Earlier this year, Google announced the AI Test Kitchen app, which will allow users to interact with one of the company’s most advanced AI chatbots, LaMDA 2.
The researchers of the AI division of Google have announced that the registrations are now open to be able to request beta access to LaMDA 2 and that they will be gradually open to more and more users. Now the LaMDA 2 beta access is “begins to gradually roll out to small groups of users in the US, launching on Android today and iOS in the coming weeks.”
LaMDA 2 is the natural language processing model developed by the Mountain View giant and which had already carved out a place in the news in the past weeks — when a Google developer was first put on leave and then fired because he had publicly stated that there was a possibility that LaMDA (Language Model for Dialogue Applications) had gained consciousness to some extent.

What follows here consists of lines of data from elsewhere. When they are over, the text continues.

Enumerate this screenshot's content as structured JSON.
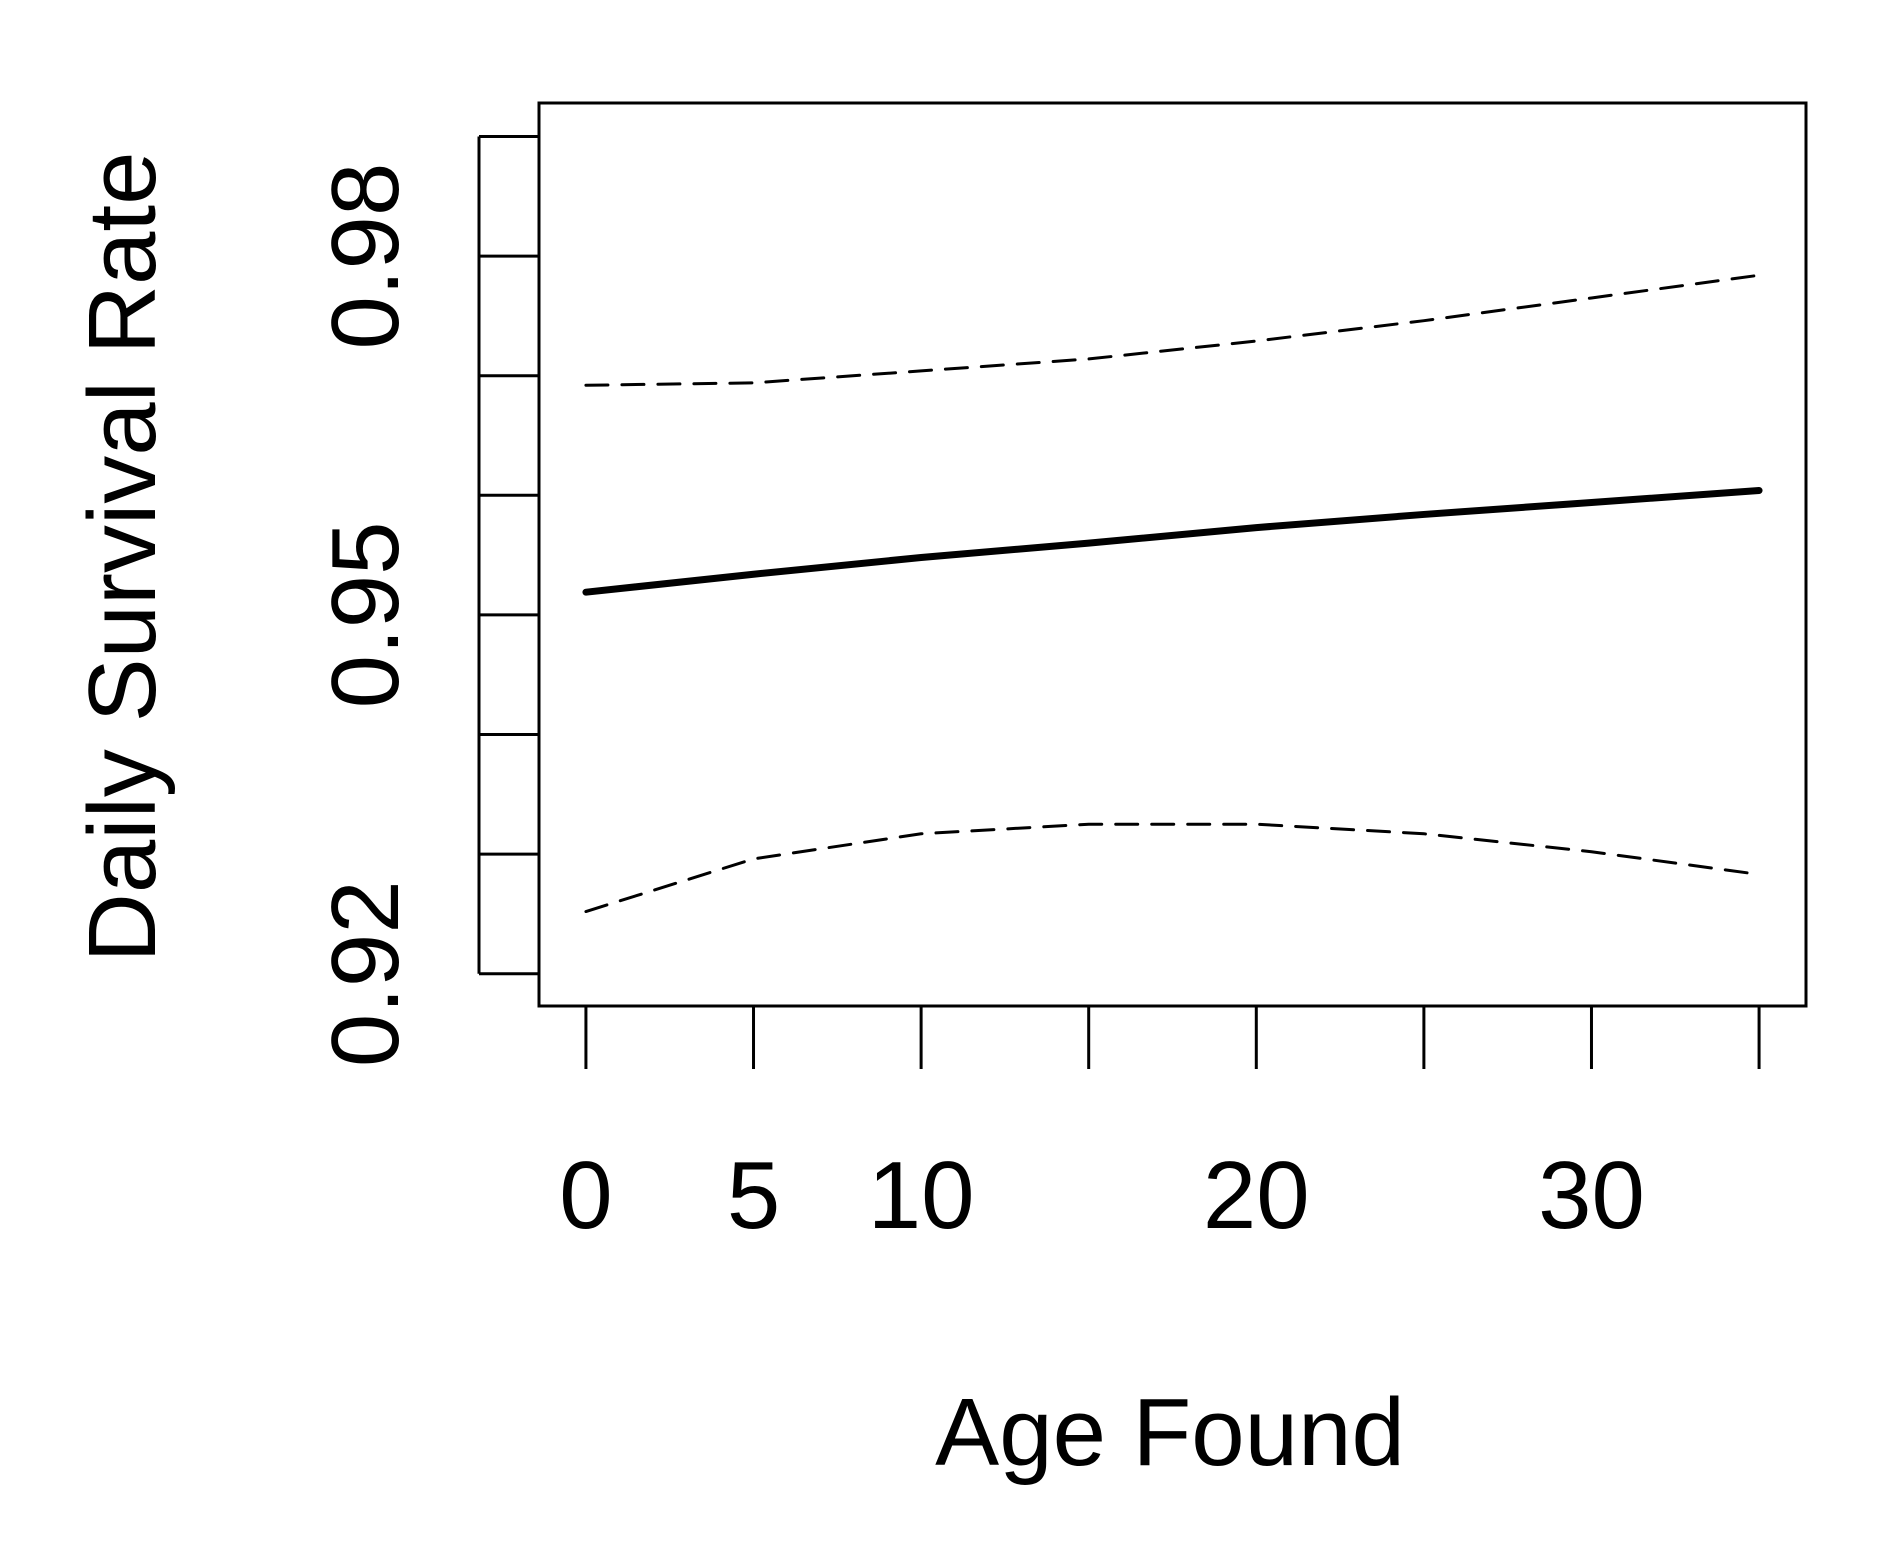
{
  "chart_data": {
    "type": "line",
    "xlabel": "Age Found",
    "ylabel": "Daily Survival Rate",
    "x": [
      0,
      5,
      10,
      15,
      20,
      25,
      30,
      35
    ],
    "series": [
      {
        "color": "#000000",
        "dash": "solid",
        "width": 7,
        "values": [
          0.9519,
          0.9534,
          0.9548,
          0.956,
          0.9573,
          0.9584,
          0.9594,
          0.9604
        ]
      },
      {
        "color": "#000000",
        "dash": "dashed",
        "width": 3,
        "values": [
          0.9692,
          0.9694,
          0.9704,
          0.9714,
          0.9729,
          0.9746,
          0.9765,
          0.9784
        ]
      },
      {
        "color": "#000000",
        "dash": "dashed",
        "width": 3,
        "values": [
          0.9252,
          0.9296,
          0.9317,
          0.9325,
          0.9325,
          0.9317,
          0.9302,
          0.9283
        ]
      }
    ],
    "xlim": [
      -1.4,
      36.4
    ],
    "ylim": [
      0.9173,
      0.9928
    ],
    "xticks": [
      0,
      5,
      10,
      {
        "value": 15,
        "label": null
      },
      20,
      {
        "value": 25,
        "label": null
      },
      30,
      {
        "value": 35,
        "label": null
      }
    ],
    "yticks": [
      0.92,
      {
        "value": 0.93,
        "label": null
      },
      {
        "value": 0.94,
        "label": null
      },
      0.95,
      {
        "value": 0.96,
        "label": null
      },
      {
        "value": 0.97,
        "label": null
      },
      0.98,
      {
        "value": 0.99,
        "label": null
      }
    ],
    "grid": false
  }
}
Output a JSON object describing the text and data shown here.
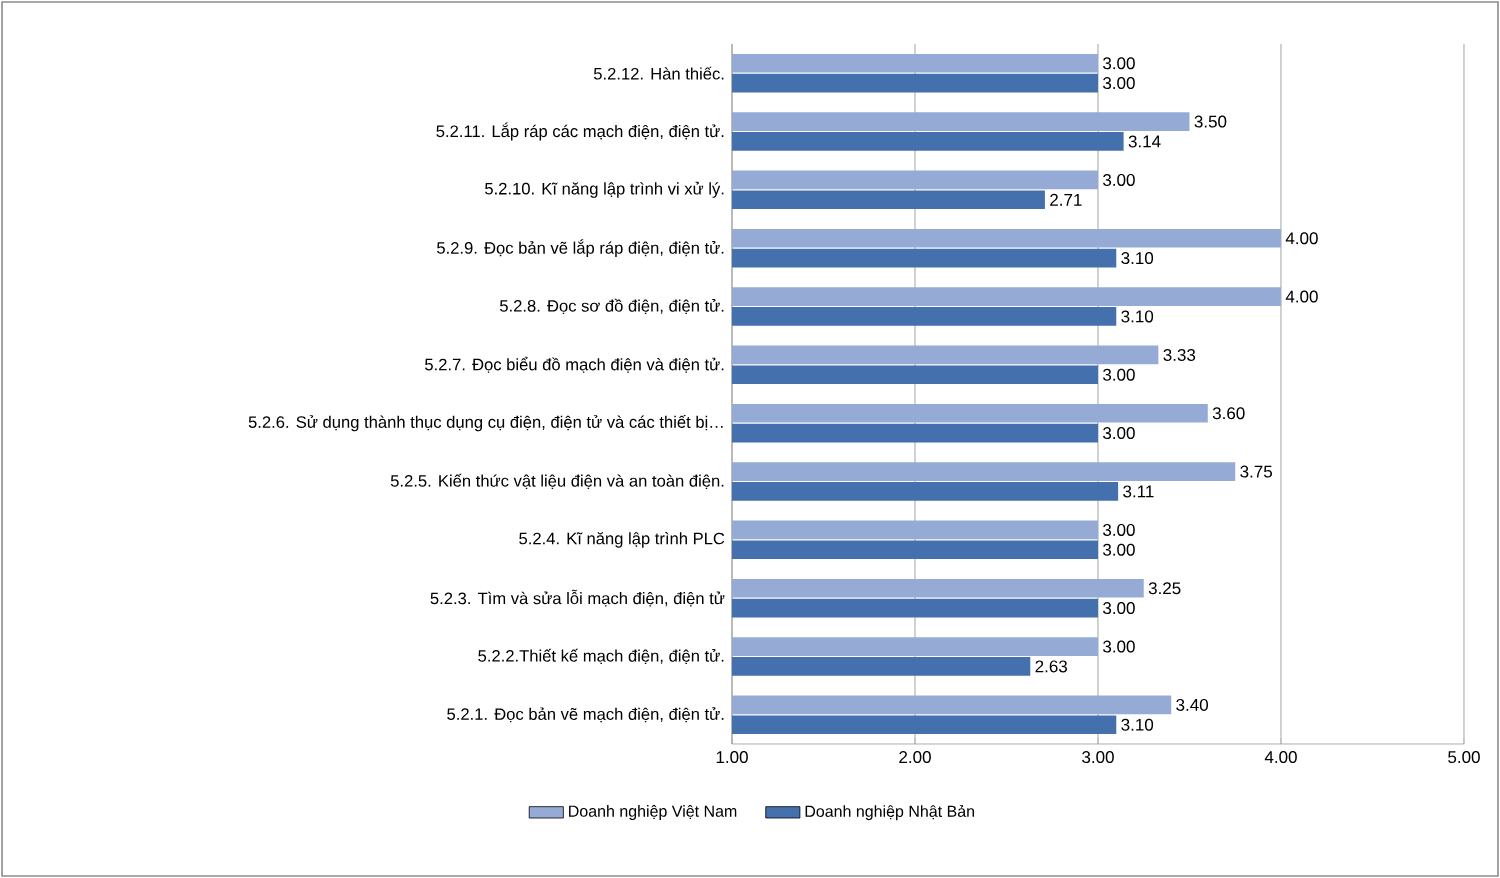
{
  "chart_data": {
    "type": "bar",
    "orientation": "horizontal",
    "categories": [
      "5.2.12. Hàn thiếc.",
      "5.2.11.  Lắp ráp các mạch điện, điện tử.",
      "5.2.10. Kĩ năng lập trình vi xử lý.",
      "5.2.9. Đọc bản vẽ lắp ráp điện, điện tử.",
      "5.2.8. Đọc sơ đồ điện, điện tử.",
      "5.2.7. Đọc biểu đồ mạch điện và điện tử.",
      "5.2.6. Sử dụng thành thục dụng cụ điện, điện tử và các thiết bị…",
      "5.2.5. Kiến thức vật liệu điện và an toàn điện.",
      "5.2.4. Kĩ năng lập trình PLC",
      "5.2.3. Tìm và sửa lỗi mạch điện, điện tử",
      "5.2.2.Thiết kế mạch điện, điện tử.",
      "5.2.1. Đọc bản vẽ mạch điện, điện tử."
    ],
    "series": [
      {
        "name": "Doanh nghiệp Việt Nam",
        "color": "#95abd6",
        "values": [
          3.0,
          3.5,
          3.0,
          4.0,
          4.0,
          3.33,
          3.6,
          3.75,
          3.0,
          3.25,
          3.0,
          3.4
        ],
        "value_labels": [
          "3.00",
          "3.50",
          "3.00",
          "4.00",
          "4.00",
          "3.33",
          "3.60",
          "3.75",
          "3.00",
          "3.25",
          "3.00",
          "3.40"
        ]
      },
      {
        "name": "Doanh nghiệp Nhật Bản",
        "color": "#4470ad",
        "values": [
          3.0,
          3.14,
          2.71,
          3.1,
          3.1,
          3.0,
          3.0,
          3.11,
          3.0,
          3.0,
          2.63,
          3.1
        ],
        "value_labels": [
          "3.00",
          "3.14",
          "2.71",
          "3.10",
          "3.10",
          "3.00",
          "3.00",
          "3.11",
          "3.00",
          "3.00",
          "2.63",
          "3.10"
        ]
      }
    ],
    "xlim": [
      1,
      5
    ],
    "xticks": [
      {
        "value": 1,
        "label": "1.00"
      },
      {
        "value": 2,
        "label": "2.00"
      },
      {
        "value": 3,
        "label": "3.00"
      },
      {
        "value": 4,
        "label": "4.00"
      },
      {
        "value": 5,
        "label": "5.00"
      }
    ],
    "grid": "x",
    "legend": "bottom"
  }
}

The first set of demos to include AI Test Chicken will explore the capabilities of the latest versions of the LaMDA language, which has “undergone key safety improvements.” One such demo called “Imagine I It” lets you name a place and walk “paths to explore your imagination.”
Another demo, “List It,” allows the user to share a goal or tagline, and LaMDA will break it down into a list of useful subtasks.
And finally, the “Talk About It (Dogs Edition)” demo opens the possibility of having “a fun, open-ended conversation about dogs and only dogs, which explores LaMDA’s ability to stay on topic even if you try to veer off-topic.”
What Google intends with this app and these tests is to show users LaMDA 2’s capacity for creative response, this being one of the main benefits of the language model. Google warns that some answers “can be inaccurate or inappropriate,” which is common in chatbots open to audiences with harmful and hateful speech.
LaMDA 2, like many other chatbots, can produce “harmful or toxic responses based on biases in its training data, generating responses that stereotype and misrepresent people based on their gender or cultural background.” Something that, by the way, Google is investigating.